A push for better budget forecasts is more than a “good-government” initiative. The credibility of the projections Congress uses to do its business is on the line. According to the New York Times’s September 14 article, “Dizzying Dive to Red Ink Poses Stark Choices for Washington,” from the late 1990s and through 2001, CBO’s long-term surplus estimates were the result of ebullient “forecasting error, parallel to the ‘irrational exuberance’ the Federal Reserve chairman Alan Greenspan saw among investors during the 1990’s” that Washington used to justify “a major change in tax policy.” The experts find many reasons why past budget projections have been wrong. Who can say that the current ones are any better?
Certainly, CBO’s long-term forecasting track record needs improvement. Examination of cumulative five-year forecasts completed under the oversight of four different directors shows a pattern to its long-term error. When the economy is headed into a cyclical upswing, CBO’s five-year projections overstate the total multi-year surpluses and deficits. On the other hand, when the economy is poised toward recession, accumulated deficits will exceed forecasts. CBO itself pointed out its failure to miss economic turning points in “A Supplement to The Budget and Economic Outlook: Fiscal Years 2003-2012“: “CBO’s forecasts of real growth over the long run have alternated between periods of optimism and pessimism. The five-year forecasts produced during the late 1970s turned out to be too optimistic, averaging about 2 percentage points a year too high. Forecasts from the early 1980s, in contrast, were too pessimistic by a little less than half a percentage point. Forecasts from the late 1980s were overly optimistic again, but the projections made between 1992 and 1996 have been too pessimistic by more than a percentage point on average.”

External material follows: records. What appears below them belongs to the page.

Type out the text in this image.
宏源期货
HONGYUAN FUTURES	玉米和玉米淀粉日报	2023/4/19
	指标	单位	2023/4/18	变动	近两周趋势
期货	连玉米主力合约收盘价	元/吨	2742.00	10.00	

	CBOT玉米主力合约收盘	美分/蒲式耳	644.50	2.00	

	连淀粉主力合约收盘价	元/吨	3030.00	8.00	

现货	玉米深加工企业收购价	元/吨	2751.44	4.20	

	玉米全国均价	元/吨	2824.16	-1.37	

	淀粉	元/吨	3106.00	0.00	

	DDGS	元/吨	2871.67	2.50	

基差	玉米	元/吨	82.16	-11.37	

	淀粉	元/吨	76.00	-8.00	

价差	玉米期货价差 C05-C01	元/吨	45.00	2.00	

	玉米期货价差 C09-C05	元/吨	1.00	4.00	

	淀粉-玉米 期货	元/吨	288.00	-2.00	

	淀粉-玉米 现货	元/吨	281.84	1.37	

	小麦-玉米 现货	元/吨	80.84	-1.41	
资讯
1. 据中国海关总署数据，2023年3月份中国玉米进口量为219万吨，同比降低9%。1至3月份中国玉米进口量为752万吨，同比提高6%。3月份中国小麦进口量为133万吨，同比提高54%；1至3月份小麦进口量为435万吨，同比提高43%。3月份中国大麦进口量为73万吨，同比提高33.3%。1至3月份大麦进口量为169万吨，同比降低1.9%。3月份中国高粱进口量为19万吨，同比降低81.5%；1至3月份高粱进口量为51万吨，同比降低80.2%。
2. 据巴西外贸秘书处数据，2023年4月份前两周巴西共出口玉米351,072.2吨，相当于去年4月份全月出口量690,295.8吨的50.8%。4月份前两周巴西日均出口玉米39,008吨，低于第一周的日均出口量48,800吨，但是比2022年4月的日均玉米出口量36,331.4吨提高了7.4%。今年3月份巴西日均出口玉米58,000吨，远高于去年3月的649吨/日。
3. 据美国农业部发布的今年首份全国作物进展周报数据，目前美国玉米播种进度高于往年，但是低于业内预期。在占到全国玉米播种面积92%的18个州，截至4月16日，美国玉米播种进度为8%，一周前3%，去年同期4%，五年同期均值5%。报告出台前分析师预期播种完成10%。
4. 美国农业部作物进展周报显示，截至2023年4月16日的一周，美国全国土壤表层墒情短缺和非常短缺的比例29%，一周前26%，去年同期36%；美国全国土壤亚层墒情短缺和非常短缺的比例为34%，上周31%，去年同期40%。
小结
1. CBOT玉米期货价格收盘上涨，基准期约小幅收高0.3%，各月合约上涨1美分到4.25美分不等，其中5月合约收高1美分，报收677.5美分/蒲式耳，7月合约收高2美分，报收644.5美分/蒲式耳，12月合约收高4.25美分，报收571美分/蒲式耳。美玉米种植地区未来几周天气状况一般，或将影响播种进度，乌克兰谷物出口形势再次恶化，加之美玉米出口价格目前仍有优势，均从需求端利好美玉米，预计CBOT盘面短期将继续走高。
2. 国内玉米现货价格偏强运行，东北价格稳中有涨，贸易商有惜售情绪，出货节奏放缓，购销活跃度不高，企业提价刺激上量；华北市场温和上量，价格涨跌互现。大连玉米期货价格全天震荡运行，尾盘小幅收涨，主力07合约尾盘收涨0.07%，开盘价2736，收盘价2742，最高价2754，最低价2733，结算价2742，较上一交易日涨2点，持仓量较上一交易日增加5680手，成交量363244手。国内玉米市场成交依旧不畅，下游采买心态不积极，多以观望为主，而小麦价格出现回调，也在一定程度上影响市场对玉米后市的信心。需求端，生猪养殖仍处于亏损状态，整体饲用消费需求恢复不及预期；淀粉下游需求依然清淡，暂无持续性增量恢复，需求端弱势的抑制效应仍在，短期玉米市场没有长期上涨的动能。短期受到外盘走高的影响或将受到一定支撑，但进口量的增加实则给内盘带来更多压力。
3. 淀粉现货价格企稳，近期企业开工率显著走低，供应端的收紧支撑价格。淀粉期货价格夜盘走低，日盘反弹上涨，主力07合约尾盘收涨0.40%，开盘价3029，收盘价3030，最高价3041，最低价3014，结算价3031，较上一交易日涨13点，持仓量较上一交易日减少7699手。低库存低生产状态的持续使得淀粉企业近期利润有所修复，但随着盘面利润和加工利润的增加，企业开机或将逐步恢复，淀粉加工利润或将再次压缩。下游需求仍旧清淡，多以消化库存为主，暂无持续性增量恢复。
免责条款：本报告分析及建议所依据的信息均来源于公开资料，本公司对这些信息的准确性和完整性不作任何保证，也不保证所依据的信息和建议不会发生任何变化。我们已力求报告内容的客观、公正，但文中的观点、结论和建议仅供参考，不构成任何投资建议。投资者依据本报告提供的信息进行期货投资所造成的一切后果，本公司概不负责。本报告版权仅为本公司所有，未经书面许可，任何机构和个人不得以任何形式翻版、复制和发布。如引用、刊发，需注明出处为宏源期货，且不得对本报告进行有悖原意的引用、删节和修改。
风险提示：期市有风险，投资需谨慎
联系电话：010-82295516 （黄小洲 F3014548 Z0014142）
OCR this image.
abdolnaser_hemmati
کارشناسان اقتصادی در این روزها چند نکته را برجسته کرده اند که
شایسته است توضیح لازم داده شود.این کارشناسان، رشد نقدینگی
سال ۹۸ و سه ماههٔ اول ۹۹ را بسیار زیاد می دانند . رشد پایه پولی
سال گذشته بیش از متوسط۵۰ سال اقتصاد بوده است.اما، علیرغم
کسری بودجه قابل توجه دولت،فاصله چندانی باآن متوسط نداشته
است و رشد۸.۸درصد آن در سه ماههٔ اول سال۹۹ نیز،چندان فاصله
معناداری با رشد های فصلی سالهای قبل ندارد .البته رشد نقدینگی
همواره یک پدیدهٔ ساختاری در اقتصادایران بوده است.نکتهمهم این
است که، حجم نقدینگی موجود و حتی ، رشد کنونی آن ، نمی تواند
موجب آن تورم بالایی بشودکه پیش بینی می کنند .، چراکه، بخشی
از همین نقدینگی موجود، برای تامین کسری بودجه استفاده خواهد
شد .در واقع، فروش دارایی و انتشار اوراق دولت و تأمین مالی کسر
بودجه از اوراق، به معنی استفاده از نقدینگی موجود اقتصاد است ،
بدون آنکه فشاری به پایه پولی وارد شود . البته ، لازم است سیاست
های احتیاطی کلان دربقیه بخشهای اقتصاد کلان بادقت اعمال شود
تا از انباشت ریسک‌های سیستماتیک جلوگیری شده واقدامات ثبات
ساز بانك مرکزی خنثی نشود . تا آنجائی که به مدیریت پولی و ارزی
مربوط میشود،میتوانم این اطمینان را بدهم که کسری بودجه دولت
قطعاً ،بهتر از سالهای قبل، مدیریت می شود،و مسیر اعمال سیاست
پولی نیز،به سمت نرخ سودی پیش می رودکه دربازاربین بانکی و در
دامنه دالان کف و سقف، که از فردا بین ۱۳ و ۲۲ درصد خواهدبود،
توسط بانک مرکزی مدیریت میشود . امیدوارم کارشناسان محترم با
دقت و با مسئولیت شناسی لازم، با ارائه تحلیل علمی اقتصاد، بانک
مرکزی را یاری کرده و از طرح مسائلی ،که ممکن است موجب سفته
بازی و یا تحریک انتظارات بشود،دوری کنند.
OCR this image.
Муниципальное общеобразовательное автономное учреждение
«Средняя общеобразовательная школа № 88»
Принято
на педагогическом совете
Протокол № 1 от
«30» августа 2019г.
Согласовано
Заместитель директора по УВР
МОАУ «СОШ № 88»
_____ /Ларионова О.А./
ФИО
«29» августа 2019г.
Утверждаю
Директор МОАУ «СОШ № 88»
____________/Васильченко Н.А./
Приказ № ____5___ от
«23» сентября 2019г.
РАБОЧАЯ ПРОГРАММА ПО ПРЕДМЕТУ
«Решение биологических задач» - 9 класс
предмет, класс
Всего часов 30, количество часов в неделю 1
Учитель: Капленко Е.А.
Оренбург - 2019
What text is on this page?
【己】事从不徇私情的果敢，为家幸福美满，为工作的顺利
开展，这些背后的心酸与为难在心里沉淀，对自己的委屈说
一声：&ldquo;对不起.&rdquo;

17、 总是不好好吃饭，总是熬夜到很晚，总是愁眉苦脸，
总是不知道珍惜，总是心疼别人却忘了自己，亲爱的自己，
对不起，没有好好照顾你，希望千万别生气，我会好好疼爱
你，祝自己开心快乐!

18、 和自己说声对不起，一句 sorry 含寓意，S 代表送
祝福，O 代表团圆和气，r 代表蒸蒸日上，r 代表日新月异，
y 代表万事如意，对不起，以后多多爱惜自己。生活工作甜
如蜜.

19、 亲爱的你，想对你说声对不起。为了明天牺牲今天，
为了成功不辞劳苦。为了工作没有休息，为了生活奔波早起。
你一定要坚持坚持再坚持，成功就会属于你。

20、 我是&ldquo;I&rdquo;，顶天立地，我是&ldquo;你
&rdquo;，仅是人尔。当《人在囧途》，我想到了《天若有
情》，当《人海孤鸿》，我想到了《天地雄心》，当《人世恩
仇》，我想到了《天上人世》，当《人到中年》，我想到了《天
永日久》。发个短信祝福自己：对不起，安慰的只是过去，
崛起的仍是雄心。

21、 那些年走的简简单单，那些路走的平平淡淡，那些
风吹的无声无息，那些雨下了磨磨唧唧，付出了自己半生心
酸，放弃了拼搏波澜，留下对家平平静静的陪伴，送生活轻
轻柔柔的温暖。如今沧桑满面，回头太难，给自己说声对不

In July, the National Bureau of Economic Research announced that the U.S. economy was on a recovery path out of the recession that had begun in March 2001. Economic growth jumped to over 3 percent during the first half of 2003, and soared to above 8 percent in the third quarter — thanks to the economic stimulus provided by the Bush tax cuts. If CBO has continued its 20-year practice of missing turning points, it is overstating the cumulative deficits we should expect during the next five years.
This is good news indeed, but no sign that Congress should abandon its commitment to control discretionary spending. Growth-centered policies have shortened the severity of our last recession. However, the urgent obligations our country faces in its war against global terrorism gives Congress a renewed mandate to spend taxpayer dollars wisely. We need accurate budget projections to do this job.
– Representative Kirk (R., Ill.) is a member of the House Appropriations Committee and serves on three of its subcommittees: Foreign Operations, Commerce/Justice/State, and Legislative Branch.